The Card review – cheeky chappy comes up trumps in a twisty tale of social mobility

Gareth Cassidy in The Card.
Rags to riches … Gareth Cassidy in The Card. Photograph: Andrew Billington Photography

Downstairs, in Fenton town hall’s cute cafe, local theatregoers spot me as an out-of-towner and begin speaking of their region’s once glorious past, from its potteries to its literary godfather in Arnold Bennett, before getting on to Brexit and this corner of Stoke-on-Trent, which, they say, has been so badly “left behind”.

Upstairs, Bennett’s long-gone world of wealth, upward-mobility and opportunity, brought to life on the hall’s handsome ballroom, gives their words poignancy. The drama features the fictional town of Bursley in 19th-century Stoke and its protagonist is the incorrigible Denry Machin, a left-behind of the Victorian era at the start and humble son of a washerwoman.

Except that this wily upstart discovers his talent for financial opportunism to duck and dive his way from rags to riches. Bennett’s typically twisty tale of aspiration and social mobility is adapted by Deborah McAndrew and directed by Conrad Nelson with such wit and ingenuity that it trumps even the roguish charm of the 1952 film of Bennett’s novel featuring Alec Guinness.

Denry (Gareth Cassidy) quickly rises from lowly clerk to the town’s youngest mayor after a series of madcap money-making schemes. He is the consummate capitalist entrepreneur who makes his wealth from different forms of rent collecting and money lending – a benign version of Dickens’ Scrooge – although the sharper, more self-serving edges of Bennett’s original tale have been shaved away to render him a “fun” type of Tory here.

Gareth Cassidy and Molly Roberts in The Card.
Madcap schemes … Gareth Cassidy and Molly Roberts in The Card. Photograph: Andrew Billington Photography

Cassidy’s is a far more picaresque figure than Guinness’s Denry (his accent fits better than Guinness’s RP, too) and he plays his part with heavy helpings of cheeky-chappie bonhomie.

Best of all is the big, vivid sound of a brass band (led by Jef Sparkes), which brings a lump to the throat from the minute its players march into the hall. There is delicate song, dance and twinkling meta-moments alongside the comedy, with a kazoo-like sound from a brass instrument for comic effect, and a thrilling number in which a typewriter is “played” alongside the band.

Actors from the Claybody Community Company play violins, flutes and sing liltingly, as well as doubling up in their parts, enacting scenes as well as becoming narrators.

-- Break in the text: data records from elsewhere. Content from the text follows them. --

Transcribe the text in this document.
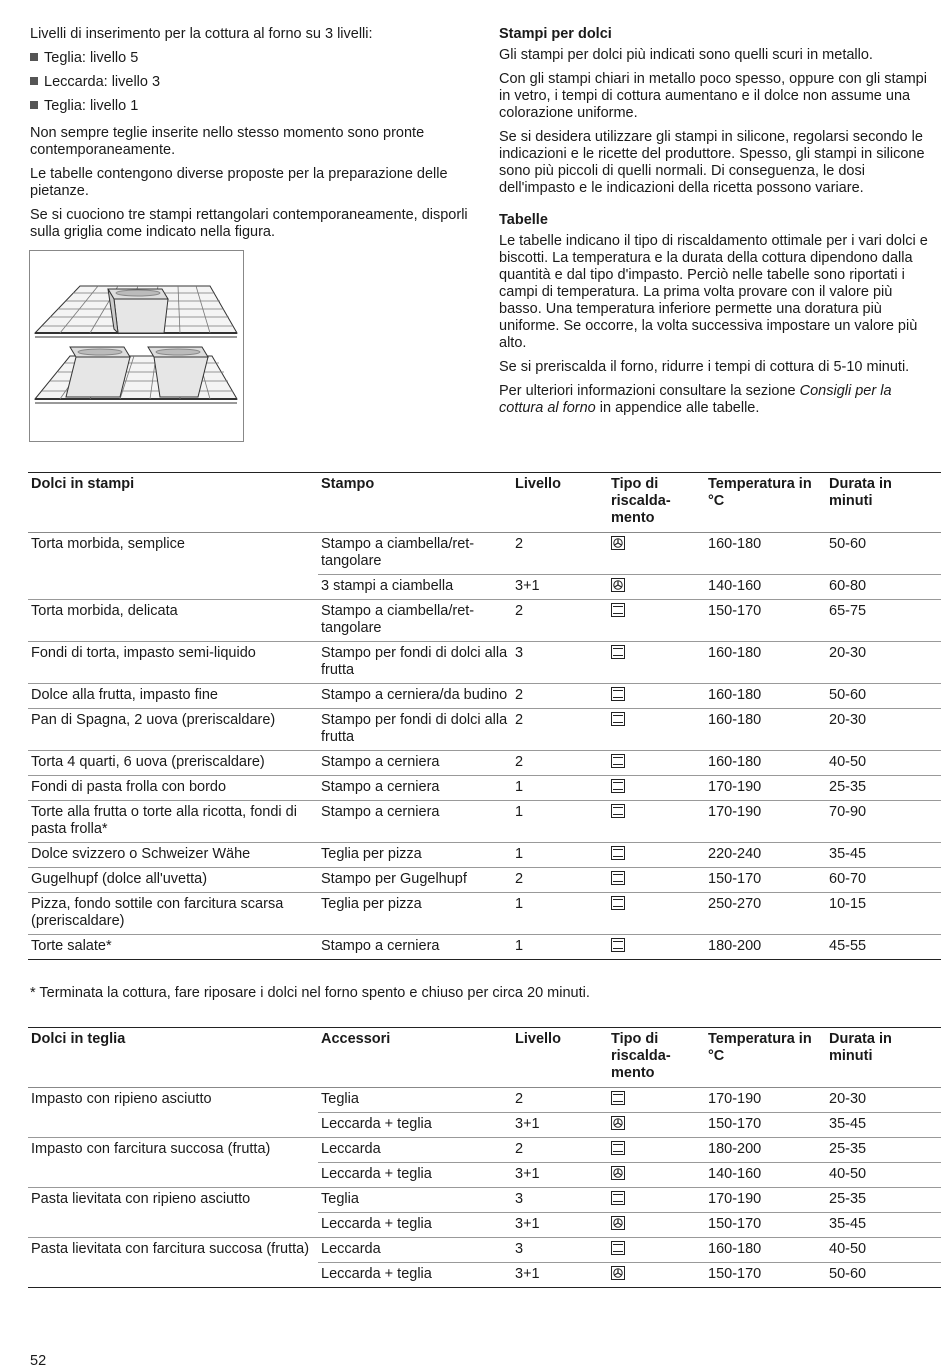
Livelli di inserimento per la cottura al forno su 3 livelli:

Teglia: livello 5
Leccarda: livello 3
Teglia: livello 1

Non sempre teglie inserite nello stesso momento sono pronte contemporaneamente.

Le tabelle contengono diverse proposte per la preparazione delle pietanze.

Se si cuociono tre stampi rettangolari contemporaneamente, disporli sulla griglia come indicato nella figura.

Stampi per dolci

Gli stampi per dolci più indicati sono quelli scuri in metallo.

Con gli stampi chiari in metallo poco spesso, oppure con gli stampi in vetro, i tempi di cottura aumentano e il dolce non assume una colorazione uniforme.

Se si desidera utilizzare gli stampi in silicone, regolarsi secondo le indicazioni e le ricette del produttore. Spesso, gli stampi in silicone sono più piccoli di quelli normali. Di conseguenza, le dosi dell'impasto e le indicazioni della ricetta possono variare.

Tabelle

Le tabelle indicano il tipo di riscaldamento ottimale per i vari dolci e biscotti. La temperatura e la durata della cottura dipendono dalla quantità e dal tipo d'impasto. Perciò nelle tabelle sono riportati i campi di temperatura. La prima volta provare con il valore più basso. Una temperatura inferiore permette una doratura più uniforme. Se occorre, la volta successiva impostare un valore più alto.

Se si preriscalda il forno, ridurre i tempi di cottura di 5-10 minuti.

Per ulteriori informazioni consultare la sezione Consigli per la cottura al forno in appendice alle tabelle.

Dolci in stampi	Stampo	Livello	Tipo di riscalda-mento	Temperatura in °C	Durata in minuti
Torta morbida, semplice	Stampo a ciambella/ret-tangolare	2		160-180	50-60
	3 stampi a ciambella	3+1		140-160	60-80
Torta morbida, delicata	Stampo a ciambella/ret-tangolare	2		150-170	65-75
Fondi di torta, impasto semi-liquido	Stampo per fondi di dolci alla frutta	3		160-180	20-30
Dolce alla frutta, impasto fine	Stampo a cerniera/da budino	2		160-180	50-60
Pan di Spagna, 2 uova (preriscaldare)	Stampo per fondi di dolci alla frutta	2		160-180	20-30
Torta 4 quarti, 6 uova (preriscaldare)	Stampo a cerniera	2		160-180	40-50
Fondi di pasta frolla con bordo	Stampo a cerniera	1		170-190	25-35
Torte alla frutta o torte alla ricotta, fondi di pasta frolla*	Stampo a cerniera	1		170-190	70-90
Dolce svizzero o Schweizer Wähe	Teglia per pizza	1		220-240	35-45
Gugelhupf (dolce all'uvetta)	Stampo per Gugelhupf	2		150-170	60-70
Pizza, fondo sottile con farcitura scarsa (preriscaldare)	Teglia per pizza	1		250-270	10-15
Torte salate*	Stampo a cerniera	1		180-200	45-55
* Terminata la cottura, fare riposare i dolci nel forno spento e chiuso per circa 20 minuti.
Dolci in teglia	Accessori	Livello	Tipo di riscalda-mento	Temperatura in °C	Durata in minuti
Impasto con ripieno asciutto	Teglia	2		170-190	20-30
	Leccarda + teglia	3+1		150-170	35-45
Impasto con farcitura succosa (frutta)	Leccarda	2		180-200	25-35
	Leccarda + teglia	3+1		140-160	40-50
Pasta lievitata con ripieno asciutto	Teglia	3		170-190	25-35
	Leccarda + teglia	3+1		150-170	35-45
Pasta lievitata con farcitura succosa (frutta)	Leccarda	3		160-180	40-50
	Leccarda + teglia	3+1		150-170	50-60
52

Jessica Dyas is particularly winning as the tartly aspirational Ruth, while Denry’s mother is played by the burly, bearded Howard Chadwick, in a shawl and bonnet, with all the growly charm of Steve Pemberton in his League of Gentlemen days.

Dawn Allsopp’s set is light and gestural and the production emanates both mischief and stateliness, never too frantic despite the plot turns and fast physical scenes, with a full and fluid use of the long traverse ballroom space. Allsopp’s costumes are understated but beautiful: the men in tails at the opening ball, the women in pale-blue dresses whose shades are repeated in the band’s colours.

The comedy sometimes seems too cartoonish, the characters flat, but they grow to become touching. There is a timeless elegance to it all and it is oddly moving by the end, despite the knowing winks and meta moments. This might easily be entertainment for audiences of more than a century ago or equally for now, and represents the best of community theatre.